Aunque el cielo se mira tan lejano como de costumbre, la realidad es que nunca había estado tan distante de él: a 415 metros bajo el nivel del mar, toco el punto más profundo de la Tierra.
La inusual belleza del Mar Muerto se conjetura desde el trayecto, mientas el auto desciende por una carretera escarpada que me permite ver de forma intermitente, en cada curva, el cuerpo de agua terso y azulado que refleja con intensidad los rayos de un sol implacable.
Hay que detenerse en un recodo del camino para observar con calma el panorama. Durante varios minutos me dejo seducir por el silencio y los destellos multicolores que se desprenden del agua, esa agua que parecía tan improbable hacía unos instantes, cuando los tonos rojizos del semidesierto jordano lo dominaban todo.
Al aguzar la mirada descubro en el horizonte la otra orilla que rompe la ilusión del infinito. En esta tierra de sorpresas no resulta extraño comprobar que el Mar Muerto es un lago, y lo que veo frente a mí son las costas de Israel y Cisjordania.
Omar, nuestro experimentado guía, explica que el lago se prolonga aproximadamente 60 kilómetros de Norte a Sur, y alcanza hasta 18 kilómetros de ancho en su punto más amplio.
El trayecto continúa cuesta abajo por la carretera 65, que recorre prácticamente toda Jordania por su extremo occidental. Omar dice que esta vía ya era empleada por los romanos hace casi dos mil años, aunque el dato palidece ante la edad misma del Mar Muerto, que se calcula en 3 millones de años.
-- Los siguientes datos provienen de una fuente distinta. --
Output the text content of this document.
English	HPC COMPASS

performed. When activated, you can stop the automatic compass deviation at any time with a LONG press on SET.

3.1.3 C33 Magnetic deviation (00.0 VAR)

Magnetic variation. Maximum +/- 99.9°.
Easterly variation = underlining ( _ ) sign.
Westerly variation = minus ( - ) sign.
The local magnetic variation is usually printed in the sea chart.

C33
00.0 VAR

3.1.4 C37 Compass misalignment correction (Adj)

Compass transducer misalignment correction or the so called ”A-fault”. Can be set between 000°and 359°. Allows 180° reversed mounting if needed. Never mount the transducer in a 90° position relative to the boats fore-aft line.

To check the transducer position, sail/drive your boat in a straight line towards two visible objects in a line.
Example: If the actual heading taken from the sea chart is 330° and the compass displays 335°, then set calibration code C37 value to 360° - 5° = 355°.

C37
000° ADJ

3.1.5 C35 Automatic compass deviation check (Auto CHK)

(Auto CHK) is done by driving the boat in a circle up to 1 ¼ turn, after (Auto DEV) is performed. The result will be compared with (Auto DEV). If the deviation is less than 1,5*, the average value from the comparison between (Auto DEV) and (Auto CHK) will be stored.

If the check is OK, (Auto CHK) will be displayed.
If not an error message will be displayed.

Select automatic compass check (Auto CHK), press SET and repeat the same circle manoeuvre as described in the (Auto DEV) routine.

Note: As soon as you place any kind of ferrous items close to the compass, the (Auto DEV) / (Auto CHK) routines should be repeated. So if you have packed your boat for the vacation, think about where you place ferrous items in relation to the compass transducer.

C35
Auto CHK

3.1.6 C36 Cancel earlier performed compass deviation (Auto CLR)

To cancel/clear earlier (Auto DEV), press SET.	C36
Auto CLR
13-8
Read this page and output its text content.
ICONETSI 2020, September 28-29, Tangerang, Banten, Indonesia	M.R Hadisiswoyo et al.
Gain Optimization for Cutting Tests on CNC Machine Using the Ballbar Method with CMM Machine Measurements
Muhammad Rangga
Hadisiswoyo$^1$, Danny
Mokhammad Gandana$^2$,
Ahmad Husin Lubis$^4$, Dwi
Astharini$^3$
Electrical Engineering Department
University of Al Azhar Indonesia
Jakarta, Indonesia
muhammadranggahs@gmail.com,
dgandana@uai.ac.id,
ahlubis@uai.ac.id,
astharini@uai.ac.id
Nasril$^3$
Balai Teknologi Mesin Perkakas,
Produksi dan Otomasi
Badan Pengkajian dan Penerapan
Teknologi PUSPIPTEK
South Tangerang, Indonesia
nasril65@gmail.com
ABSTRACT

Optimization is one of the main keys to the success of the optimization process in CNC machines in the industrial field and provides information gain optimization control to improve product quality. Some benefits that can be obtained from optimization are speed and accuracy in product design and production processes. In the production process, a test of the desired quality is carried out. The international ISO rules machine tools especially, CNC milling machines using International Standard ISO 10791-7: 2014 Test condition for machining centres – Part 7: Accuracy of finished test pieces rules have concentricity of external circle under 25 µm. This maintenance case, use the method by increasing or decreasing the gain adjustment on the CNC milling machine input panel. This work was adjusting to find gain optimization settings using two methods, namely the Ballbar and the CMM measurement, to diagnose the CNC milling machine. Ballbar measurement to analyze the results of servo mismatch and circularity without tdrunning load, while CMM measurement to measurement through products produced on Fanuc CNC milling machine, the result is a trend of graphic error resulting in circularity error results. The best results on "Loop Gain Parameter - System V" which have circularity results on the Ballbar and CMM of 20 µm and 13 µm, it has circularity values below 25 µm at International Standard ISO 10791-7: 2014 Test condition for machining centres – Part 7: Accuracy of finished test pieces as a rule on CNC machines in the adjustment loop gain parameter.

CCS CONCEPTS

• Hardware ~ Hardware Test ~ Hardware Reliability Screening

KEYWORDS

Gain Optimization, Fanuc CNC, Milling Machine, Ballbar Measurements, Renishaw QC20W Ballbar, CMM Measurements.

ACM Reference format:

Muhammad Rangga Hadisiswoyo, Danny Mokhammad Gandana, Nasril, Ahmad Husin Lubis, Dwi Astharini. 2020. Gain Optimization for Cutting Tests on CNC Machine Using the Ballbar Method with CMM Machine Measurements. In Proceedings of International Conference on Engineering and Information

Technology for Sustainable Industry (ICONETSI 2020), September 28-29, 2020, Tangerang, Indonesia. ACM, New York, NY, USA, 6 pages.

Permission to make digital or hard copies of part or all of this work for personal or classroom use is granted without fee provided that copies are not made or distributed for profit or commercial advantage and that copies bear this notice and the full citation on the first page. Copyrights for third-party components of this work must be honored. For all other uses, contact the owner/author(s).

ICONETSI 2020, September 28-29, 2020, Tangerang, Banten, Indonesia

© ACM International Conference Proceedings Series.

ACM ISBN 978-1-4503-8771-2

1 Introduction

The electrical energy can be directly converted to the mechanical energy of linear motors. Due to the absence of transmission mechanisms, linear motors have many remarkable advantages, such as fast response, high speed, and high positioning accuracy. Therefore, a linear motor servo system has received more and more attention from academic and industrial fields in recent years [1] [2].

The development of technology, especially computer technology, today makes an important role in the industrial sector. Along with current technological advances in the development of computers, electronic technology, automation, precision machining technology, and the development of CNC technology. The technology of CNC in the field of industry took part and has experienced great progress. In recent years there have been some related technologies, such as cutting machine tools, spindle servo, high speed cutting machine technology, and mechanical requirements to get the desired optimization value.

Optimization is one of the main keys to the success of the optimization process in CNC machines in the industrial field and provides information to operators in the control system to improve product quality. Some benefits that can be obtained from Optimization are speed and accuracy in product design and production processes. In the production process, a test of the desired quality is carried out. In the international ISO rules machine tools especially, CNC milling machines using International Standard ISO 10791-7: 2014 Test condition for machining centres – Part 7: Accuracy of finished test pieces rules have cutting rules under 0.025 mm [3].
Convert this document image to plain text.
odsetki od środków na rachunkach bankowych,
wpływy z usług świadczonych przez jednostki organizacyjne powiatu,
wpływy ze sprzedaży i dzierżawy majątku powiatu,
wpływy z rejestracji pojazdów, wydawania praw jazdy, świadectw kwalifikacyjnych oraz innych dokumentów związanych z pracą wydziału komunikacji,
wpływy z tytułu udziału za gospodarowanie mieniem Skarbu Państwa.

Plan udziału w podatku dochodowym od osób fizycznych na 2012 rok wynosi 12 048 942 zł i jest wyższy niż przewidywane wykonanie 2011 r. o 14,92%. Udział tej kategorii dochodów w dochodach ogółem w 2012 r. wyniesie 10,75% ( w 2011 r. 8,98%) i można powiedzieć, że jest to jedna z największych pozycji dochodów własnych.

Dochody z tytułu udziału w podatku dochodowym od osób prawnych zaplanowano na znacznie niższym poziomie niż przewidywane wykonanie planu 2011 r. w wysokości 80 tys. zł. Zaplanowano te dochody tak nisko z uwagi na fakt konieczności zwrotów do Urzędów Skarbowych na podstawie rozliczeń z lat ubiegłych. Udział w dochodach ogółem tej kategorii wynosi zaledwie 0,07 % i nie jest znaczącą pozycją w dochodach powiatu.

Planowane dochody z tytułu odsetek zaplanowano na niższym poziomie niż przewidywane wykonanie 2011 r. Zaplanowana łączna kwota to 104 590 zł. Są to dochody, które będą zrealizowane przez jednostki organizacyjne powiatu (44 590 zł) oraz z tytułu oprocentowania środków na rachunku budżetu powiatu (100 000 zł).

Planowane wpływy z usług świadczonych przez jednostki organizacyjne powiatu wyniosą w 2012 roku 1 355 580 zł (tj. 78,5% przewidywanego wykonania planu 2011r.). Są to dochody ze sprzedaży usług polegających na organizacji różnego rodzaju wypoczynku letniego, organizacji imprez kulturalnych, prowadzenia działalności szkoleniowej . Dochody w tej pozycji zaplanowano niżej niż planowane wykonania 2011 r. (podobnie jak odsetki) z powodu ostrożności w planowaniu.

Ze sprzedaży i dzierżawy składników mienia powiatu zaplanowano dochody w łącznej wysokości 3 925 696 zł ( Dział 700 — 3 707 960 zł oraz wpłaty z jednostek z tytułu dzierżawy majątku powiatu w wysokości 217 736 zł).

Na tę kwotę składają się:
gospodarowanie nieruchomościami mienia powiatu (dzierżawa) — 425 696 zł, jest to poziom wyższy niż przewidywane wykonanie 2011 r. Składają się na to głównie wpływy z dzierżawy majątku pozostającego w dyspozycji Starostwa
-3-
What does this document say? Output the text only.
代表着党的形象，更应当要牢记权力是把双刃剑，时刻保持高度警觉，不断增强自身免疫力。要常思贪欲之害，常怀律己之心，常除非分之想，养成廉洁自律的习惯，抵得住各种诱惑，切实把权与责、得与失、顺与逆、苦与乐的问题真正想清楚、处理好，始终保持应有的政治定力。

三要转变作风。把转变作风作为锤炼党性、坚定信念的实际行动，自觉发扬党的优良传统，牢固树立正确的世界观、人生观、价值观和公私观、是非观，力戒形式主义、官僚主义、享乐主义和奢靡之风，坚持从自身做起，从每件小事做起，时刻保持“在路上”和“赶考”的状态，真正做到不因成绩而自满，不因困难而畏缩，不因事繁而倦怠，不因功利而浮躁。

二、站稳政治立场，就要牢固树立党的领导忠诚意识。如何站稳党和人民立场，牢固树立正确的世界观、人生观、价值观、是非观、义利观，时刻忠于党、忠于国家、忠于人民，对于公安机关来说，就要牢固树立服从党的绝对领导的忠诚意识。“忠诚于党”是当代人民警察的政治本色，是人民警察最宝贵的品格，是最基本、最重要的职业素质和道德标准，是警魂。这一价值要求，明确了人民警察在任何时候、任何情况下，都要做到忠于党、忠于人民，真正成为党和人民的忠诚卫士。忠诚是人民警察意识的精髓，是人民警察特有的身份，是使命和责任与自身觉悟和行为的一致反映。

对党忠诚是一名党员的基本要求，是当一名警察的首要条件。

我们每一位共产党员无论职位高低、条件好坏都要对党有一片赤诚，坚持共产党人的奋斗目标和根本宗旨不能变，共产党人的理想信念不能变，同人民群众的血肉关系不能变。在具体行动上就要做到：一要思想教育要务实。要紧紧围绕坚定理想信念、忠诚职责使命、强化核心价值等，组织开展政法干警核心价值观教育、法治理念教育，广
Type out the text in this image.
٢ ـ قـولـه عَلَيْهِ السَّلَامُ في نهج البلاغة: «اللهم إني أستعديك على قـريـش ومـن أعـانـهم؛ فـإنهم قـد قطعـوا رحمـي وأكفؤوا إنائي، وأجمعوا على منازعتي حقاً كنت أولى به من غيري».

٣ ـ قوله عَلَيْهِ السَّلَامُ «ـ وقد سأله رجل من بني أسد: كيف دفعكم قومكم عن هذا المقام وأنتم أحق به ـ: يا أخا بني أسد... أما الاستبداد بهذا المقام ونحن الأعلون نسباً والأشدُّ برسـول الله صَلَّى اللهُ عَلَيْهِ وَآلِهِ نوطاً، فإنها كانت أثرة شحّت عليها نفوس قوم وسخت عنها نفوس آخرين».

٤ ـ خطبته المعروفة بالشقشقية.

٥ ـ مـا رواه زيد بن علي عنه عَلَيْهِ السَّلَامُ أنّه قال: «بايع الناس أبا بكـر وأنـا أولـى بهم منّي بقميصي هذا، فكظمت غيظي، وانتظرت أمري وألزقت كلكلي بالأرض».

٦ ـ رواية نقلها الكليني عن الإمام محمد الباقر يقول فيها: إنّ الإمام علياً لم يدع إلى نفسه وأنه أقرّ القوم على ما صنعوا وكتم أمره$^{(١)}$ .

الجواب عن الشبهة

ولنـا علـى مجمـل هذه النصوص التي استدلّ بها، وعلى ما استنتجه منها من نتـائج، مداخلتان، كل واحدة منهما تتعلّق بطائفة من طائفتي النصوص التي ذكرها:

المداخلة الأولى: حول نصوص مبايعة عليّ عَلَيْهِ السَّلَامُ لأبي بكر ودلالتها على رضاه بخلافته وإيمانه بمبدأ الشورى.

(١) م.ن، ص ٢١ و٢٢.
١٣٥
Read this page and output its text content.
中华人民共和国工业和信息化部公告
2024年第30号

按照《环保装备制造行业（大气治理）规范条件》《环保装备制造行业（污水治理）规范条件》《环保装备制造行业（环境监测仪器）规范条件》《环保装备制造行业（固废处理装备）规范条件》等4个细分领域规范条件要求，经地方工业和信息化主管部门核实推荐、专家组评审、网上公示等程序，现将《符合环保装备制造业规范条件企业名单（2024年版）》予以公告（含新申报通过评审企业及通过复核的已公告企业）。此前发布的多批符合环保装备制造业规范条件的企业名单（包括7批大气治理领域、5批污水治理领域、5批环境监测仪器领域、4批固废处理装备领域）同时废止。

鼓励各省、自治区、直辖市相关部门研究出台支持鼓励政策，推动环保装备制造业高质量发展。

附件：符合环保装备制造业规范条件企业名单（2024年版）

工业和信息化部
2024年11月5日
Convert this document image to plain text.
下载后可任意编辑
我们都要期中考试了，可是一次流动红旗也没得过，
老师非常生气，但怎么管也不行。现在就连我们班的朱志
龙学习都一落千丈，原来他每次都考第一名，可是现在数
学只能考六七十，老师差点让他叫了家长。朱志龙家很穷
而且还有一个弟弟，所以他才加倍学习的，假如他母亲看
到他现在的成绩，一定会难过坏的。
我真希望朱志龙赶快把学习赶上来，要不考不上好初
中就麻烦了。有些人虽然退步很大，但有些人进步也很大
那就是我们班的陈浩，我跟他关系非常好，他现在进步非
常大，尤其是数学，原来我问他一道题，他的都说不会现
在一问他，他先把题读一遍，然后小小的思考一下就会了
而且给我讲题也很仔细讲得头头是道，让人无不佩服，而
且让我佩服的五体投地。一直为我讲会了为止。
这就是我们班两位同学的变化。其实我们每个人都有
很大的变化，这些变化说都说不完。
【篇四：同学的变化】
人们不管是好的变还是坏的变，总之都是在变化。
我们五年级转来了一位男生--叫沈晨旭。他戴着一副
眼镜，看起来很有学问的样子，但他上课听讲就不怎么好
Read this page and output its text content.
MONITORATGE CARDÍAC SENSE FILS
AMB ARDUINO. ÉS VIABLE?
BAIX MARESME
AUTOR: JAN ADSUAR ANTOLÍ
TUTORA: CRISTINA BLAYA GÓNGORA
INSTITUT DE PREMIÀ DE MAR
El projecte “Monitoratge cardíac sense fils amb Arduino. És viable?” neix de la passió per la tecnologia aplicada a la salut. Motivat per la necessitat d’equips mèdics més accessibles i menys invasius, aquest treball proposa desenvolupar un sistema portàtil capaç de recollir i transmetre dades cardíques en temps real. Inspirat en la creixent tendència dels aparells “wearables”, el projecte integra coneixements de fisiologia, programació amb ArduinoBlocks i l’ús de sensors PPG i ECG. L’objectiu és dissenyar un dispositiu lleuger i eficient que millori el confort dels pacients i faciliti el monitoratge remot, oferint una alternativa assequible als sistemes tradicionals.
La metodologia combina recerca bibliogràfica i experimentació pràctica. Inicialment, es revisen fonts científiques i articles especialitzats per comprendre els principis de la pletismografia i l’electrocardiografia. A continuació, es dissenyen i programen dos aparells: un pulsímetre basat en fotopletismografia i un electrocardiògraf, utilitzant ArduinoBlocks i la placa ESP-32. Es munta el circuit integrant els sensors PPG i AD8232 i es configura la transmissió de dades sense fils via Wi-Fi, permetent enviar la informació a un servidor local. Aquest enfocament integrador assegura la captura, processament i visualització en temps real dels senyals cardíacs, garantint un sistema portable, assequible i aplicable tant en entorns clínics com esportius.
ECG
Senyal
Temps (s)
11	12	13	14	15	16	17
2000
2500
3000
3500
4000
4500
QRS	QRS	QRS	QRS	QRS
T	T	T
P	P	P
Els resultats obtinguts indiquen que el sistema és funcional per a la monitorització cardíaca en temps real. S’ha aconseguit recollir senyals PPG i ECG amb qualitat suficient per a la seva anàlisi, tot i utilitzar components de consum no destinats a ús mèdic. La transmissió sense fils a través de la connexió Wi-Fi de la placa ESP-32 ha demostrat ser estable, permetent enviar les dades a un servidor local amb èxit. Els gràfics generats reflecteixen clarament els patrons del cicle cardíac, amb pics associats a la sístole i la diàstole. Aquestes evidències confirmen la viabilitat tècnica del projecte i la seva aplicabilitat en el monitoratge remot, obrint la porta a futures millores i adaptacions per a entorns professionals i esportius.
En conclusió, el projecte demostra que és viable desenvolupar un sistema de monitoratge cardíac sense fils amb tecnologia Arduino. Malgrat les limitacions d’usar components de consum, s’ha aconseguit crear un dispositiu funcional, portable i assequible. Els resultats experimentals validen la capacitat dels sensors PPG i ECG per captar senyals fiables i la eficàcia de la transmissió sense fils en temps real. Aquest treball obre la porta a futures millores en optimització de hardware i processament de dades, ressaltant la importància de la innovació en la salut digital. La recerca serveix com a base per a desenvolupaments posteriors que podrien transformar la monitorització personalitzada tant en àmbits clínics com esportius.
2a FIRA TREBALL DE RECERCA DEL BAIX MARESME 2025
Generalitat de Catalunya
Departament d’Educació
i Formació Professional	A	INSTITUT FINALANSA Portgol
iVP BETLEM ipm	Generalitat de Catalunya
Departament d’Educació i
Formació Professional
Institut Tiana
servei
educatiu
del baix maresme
Al llegar finalmente hasta el camino que bordea la orilla noroeste del lago, lo primero que salta a la vista es la fastuosidad de los complejos turísticos que aquí se erigen: grandes resorts, hoteles y spas que invitan a los huéspedes a no salir de sus lujosas instalaciones, pues tampoco hay mucho qué visitar a la redonda.
Salir a flote
Se cree que a orillas de estas aguas alguna vez estuvieron las ciudades de Sodoma y Gomorra, que según el Antiguo Testamento fueron destruidas por Dios debido al comportamiento libertino de sus habitantes.
Comparado con el resto de Jordania, lo que encuentro al llegar a la playa del Mar Muerto evoca remotamente la sensualidad por la que fueron castigadas esas ciudades bíblicas: mujeres en bikini, coloridos cocteles y música electrónica que dejan ver la cara menos conservadora del país.
Junto con Petra, el Mar Muerto es de los sitios más concurridos por los turistas que vienen a Jordania y por ello aquí se respira esa atmósfera occidental, auspiciada por las cadenas hoteleras que se encargan de difuminar las fronteras culturales.
Pero la razón principal por la que tantas personas llegan aquí nada tiene que ver con la mano del hombre. Fue el capricho de la naturaleza el que las aguas de este lago sean tan saladas, por lo que los bañistas nunca lograrán sumergirse por completo en ellas.
Omar resume en pocas palabras este fenómeno. El Mar Muerto está localizado en una cuenca endorreica, lo que significa que el caudal del río Jordán que desemboca aquí no tiene un desagüe natural. De tal forma que el agua se escapa al cielo, evaporándose y dejando atrás los minerales que arrastró del lecho del río. De ahí la concentración tan alta de sales en el lago, 10 veces mayor a la salinidad promedio en los océanos.
Antes de nadar hay que cumplir con un ritual de vanidad: me cubro la piel y el cabello con el barro negro que se extrae del fondo del lago para corroborar sus propiedades exfoliantes.
Finalmente, tras esta larga travesía, me adentro en las aguas cálidas del Mar Muerto, que me envuelven con su consistencia viscosa, similar al aceite, mientras siento cómo sanan los pequeños cortes y heridas que recolecté a lo largo del viaje. En un vano intento de contradecir a la naturaleza, trato de sumergirme en el agua, pero mi cuerpo flota aun en contra de mi voluntad.
Tras unos cuantos minutos debo regresar a la orilla, pues mi piel resiente con un ligero ardor la concentración de sales. Será la primera de muchas zambullidas, porque una vez no basta para saciar mi curiosidad.
Cuando cae la tarde los turistas aprovechan para regalarse un último chapuzón, con el pretexto de mirar desde el agua cómo el sol se pone tras la otra orilla, donde se alcanzan a mirar, como destello pulverizado, las diminutas ventanas de aquel pueblo sobre la montaña: Jerusalén.